OK, I know it's early days, but what does it say about an organisation that claims to be 'the biggest networking area' at this stage?
It says that these people are more pumped up with insubstantial hot air than the flakiest dot com out there - the only difference being that the gullible investors this time are taxpayers. The gap between who pays and who, if anyone, gets called to account for how money is spent is just enormous (even more so than with the vast private pension funds).
Just to correct one thing from M**** & C****'s postings: Yorkshire Forward is _not_ really the government. It's not really, well, *anything*, in fact. Which I guess is why they flail about doing vanity publishing, just to let us know that they're here, and... er, yep, that's it: they're here. Or there. In, errrr, where was it now? Ah yes, Yorkshire.
It would be soooo nice if there were a clear policy statement from
the Government about [web] accessibility.
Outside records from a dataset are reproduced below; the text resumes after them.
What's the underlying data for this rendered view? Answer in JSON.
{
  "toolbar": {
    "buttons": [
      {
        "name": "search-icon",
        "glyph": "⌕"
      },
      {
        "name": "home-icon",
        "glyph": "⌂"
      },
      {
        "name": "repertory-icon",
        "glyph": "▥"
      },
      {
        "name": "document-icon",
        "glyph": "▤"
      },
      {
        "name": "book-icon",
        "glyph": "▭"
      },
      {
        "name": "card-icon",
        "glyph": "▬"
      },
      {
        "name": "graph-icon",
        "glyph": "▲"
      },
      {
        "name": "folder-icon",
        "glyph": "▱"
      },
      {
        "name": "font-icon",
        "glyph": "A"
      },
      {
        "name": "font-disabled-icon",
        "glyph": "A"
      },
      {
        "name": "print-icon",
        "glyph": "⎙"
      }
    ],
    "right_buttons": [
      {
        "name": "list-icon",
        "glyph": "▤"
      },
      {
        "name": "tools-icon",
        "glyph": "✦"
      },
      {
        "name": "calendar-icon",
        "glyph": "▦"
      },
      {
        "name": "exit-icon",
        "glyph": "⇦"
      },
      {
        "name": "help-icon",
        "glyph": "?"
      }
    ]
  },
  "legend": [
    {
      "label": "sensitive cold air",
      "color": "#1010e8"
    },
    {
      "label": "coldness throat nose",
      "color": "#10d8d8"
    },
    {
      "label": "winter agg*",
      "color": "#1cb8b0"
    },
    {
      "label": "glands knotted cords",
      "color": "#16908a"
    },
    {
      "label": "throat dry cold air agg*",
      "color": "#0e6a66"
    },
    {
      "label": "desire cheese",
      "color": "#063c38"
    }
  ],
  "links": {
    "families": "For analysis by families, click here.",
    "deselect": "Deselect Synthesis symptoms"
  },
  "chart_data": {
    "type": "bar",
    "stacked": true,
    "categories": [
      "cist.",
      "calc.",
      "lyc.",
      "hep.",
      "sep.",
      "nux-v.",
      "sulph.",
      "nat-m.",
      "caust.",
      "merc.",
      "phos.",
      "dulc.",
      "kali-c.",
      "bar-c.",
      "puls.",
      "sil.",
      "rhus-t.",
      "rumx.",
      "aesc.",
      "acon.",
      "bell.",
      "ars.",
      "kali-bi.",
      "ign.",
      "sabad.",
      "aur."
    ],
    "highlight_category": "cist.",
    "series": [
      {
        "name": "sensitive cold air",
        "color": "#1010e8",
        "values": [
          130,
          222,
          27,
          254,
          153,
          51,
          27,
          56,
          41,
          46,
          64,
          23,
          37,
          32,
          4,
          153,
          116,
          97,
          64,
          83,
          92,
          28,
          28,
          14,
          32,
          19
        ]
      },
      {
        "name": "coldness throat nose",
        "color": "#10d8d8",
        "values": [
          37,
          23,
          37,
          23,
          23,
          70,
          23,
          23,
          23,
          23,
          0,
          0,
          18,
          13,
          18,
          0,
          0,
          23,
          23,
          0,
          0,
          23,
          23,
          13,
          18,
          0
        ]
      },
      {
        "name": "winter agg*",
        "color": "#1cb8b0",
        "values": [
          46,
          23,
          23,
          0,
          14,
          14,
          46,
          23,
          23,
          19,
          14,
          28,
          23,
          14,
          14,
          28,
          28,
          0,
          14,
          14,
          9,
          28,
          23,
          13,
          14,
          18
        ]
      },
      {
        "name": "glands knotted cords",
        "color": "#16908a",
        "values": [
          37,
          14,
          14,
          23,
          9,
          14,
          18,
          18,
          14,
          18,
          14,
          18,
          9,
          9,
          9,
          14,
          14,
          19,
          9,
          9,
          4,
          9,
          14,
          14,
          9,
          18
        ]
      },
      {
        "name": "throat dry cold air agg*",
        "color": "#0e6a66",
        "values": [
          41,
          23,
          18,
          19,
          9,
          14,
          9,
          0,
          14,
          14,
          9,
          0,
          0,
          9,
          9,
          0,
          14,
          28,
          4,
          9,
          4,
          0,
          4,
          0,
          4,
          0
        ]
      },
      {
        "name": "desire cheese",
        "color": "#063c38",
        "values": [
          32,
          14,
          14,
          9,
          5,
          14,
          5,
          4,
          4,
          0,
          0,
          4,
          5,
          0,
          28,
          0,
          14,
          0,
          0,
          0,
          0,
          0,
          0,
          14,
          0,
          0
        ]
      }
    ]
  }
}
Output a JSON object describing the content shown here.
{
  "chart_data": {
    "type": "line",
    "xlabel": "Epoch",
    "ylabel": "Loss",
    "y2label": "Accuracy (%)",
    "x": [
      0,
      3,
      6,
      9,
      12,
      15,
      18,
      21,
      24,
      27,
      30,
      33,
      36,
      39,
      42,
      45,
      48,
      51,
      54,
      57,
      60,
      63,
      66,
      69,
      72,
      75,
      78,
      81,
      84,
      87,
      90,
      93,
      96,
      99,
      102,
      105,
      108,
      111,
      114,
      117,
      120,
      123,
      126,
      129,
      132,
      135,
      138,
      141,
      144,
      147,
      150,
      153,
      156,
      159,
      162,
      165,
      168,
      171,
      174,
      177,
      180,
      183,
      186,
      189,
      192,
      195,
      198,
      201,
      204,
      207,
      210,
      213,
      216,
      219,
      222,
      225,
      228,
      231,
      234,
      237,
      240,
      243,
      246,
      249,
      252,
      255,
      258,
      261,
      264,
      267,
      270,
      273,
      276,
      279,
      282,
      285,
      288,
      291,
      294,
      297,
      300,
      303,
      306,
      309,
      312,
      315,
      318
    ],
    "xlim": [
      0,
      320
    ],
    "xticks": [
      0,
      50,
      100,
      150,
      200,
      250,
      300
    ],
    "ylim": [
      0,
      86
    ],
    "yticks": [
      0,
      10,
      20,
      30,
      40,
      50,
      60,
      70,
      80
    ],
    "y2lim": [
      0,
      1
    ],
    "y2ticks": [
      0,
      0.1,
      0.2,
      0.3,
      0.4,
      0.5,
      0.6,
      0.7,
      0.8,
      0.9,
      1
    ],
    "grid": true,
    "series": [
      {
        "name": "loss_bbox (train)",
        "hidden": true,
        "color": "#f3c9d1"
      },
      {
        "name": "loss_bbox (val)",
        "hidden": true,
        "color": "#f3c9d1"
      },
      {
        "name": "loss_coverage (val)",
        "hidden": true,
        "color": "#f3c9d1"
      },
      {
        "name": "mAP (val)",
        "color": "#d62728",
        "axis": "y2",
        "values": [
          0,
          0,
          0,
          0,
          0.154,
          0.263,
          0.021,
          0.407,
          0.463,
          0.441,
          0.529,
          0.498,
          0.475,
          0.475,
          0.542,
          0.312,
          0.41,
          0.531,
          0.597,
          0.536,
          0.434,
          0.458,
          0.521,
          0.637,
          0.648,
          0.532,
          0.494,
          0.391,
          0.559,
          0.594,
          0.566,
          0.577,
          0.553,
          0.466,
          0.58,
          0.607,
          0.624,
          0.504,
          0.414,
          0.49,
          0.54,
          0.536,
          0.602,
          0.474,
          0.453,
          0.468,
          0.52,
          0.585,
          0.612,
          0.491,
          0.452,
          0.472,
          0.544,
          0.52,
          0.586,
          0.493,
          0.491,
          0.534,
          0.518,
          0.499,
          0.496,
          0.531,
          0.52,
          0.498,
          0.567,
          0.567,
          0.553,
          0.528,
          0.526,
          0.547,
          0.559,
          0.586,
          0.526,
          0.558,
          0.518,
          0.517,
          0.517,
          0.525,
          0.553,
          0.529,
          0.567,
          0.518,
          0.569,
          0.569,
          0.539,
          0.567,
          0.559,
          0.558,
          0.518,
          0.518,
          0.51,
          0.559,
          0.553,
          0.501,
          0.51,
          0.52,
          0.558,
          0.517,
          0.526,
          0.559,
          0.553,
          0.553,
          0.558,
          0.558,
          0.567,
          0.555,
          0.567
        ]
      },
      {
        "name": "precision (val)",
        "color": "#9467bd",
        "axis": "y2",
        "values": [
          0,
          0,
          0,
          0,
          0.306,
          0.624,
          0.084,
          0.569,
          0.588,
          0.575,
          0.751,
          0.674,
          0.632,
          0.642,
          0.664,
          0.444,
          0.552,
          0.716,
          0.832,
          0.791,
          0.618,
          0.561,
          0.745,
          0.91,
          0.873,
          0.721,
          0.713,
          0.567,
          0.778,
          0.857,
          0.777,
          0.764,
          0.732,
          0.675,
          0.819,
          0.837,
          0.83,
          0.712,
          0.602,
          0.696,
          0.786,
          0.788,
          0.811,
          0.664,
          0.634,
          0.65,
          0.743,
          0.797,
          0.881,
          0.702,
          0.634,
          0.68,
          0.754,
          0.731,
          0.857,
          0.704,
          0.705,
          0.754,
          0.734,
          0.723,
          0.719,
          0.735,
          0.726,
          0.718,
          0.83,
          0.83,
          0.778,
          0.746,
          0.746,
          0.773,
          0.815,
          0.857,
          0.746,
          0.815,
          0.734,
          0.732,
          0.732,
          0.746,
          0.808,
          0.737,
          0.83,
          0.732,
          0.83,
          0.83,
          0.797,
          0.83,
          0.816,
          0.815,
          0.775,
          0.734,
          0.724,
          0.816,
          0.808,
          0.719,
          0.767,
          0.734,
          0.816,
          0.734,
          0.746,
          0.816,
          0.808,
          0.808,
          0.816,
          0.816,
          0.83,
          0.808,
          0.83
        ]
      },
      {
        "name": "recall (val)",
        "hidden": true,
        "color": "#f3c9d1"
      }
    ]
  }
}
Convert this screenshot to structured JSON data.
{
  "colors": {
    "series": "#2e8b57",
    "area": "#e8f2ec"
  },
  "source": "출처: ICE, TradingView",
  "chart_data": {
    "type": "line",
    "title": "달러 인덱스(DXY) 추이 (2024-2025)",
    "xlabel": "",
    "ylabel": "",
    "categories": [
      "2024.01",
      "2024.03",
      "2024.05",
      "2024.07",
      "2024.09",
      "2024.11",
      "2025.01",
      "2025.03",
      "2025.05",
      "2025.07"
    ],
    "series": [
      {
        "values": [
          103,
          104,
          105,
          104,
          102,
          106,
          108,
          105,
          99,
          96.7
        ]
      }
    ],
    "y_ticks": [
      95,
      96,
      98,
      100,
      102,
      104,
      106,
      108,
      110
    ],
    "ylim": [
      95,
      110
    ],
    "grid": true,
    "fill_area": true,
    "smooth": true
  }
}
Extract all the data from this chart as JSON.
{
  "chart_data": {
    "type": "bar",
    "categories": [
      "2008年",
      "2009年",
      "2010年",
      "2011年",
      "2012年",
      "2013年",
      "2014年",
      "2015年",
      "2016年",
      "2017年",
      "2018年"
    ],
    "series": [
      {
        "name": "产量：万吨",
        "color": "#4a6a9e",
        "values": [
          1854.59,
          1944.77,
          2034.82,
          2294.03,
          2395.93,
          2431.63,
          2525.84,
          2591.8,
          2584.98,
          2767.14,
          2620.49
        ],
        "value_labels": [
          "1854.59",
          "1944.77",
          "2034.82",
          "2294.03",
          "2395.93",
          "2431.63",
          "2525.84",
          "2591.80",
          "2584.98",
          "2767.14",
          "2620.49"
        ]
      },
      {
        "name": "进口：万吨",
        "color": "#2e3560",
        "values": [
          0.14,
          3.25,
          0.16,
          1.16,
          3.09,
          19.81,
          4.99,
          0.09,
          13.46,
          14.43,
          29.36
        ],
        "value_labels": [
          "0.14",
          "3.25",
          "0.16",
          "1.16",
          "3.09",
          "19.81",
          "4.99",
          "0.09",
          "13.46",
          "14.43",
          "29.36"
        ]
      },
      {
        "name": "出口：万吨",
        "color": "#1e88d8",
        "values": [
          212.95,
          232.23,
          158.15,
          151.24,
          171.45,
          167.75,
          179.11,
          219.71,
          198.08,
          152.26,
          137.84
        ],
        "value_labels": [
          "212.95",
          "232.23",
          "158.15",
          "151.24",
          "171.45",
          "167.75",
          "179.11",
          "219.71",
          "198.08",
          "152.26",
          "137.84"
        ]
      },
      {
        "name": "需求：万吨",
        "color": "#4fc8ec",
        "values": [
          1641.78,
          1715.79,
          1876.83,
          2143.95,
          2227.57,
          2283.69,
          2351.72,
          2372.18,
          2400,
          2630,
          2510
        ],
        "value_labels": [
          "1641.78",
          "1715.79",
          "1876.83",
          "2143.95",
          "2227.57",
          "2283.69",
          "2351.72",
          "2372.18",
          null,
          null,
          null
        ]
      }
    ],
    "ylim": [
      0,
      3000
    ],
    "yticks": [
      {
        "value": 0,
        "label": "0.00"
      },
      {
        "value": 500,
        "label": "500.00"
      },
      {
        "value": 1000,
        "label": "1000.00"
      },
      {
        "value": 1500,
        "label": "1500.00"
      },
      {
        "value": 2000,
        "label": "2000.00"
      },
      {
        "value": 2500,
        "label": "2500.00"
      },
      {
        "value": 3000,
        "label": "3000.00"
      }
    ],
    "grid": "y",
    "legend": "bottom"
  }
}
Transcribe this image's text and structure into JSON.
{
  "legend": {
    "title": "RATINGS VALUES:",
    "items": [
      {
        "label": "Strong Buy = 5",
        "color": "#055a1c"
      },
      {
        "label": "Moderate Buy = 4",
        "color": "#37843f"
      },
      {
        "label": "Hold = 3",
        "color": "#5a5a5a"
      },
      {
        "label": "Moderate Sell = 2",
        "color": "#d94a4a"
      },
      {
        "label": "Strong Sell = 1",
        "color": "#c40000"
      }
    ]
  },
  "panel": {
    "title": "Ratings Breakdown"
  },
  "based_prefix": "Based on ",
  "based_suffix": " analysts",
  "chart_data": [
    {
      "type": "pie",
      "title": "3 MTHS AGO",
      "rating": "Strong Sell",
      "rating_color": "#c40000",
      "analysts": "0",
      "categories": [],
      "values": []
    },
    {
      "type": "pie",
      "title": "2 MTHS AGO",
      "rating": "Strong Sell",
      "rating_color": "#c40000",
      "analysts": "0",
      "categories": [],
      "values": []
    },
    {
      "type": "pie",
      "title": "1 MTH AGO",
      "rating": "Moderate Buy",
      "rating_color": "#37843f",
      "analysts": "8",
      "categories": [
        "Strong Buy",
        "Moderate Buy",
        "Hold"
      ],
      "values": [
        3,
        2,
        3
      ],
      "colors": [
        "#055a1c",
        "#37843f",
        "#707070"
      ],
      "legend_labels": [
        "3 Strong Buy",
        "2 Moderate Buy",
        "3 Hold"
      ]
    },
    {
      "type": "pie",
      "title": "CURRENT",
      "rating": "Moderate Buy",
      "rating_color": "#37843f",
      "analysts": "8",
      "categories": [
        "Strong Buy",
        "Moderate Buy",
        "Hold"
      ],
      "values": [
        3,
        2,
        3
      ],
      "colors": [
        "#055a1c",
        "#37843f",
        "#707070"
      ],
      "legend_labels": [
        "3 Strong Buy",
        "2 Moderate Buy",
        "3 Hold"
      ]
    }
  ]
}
If they can't be bothered
to take the lead, what incentive is there for anyone else to make an
effort?
I understand all the 'proper' .gov.uk sites do have a mandate to make sure their sites are compliant with W3C accessibility guidelines. I've only tested one of them, and it failed (but only just).
Cheers, david
And now here's that _one_ message so far on the Virtual Business Club conference - shall we post them a link to the archive of this discussion?
Topic: BT Welcomes Feedback (1 of 1), Read 18 times Conf: Yorkshire on Net From: Anonymous Date: Thursday, April 06, 2000 09:24 PM
This web site has been put together as a partnership between Yorkshire Forward and BT.
We welcome your feedback on the look and feel, ease of use and other aspects of the web site.
Please post your comments in this forum by pressing the "reply" button.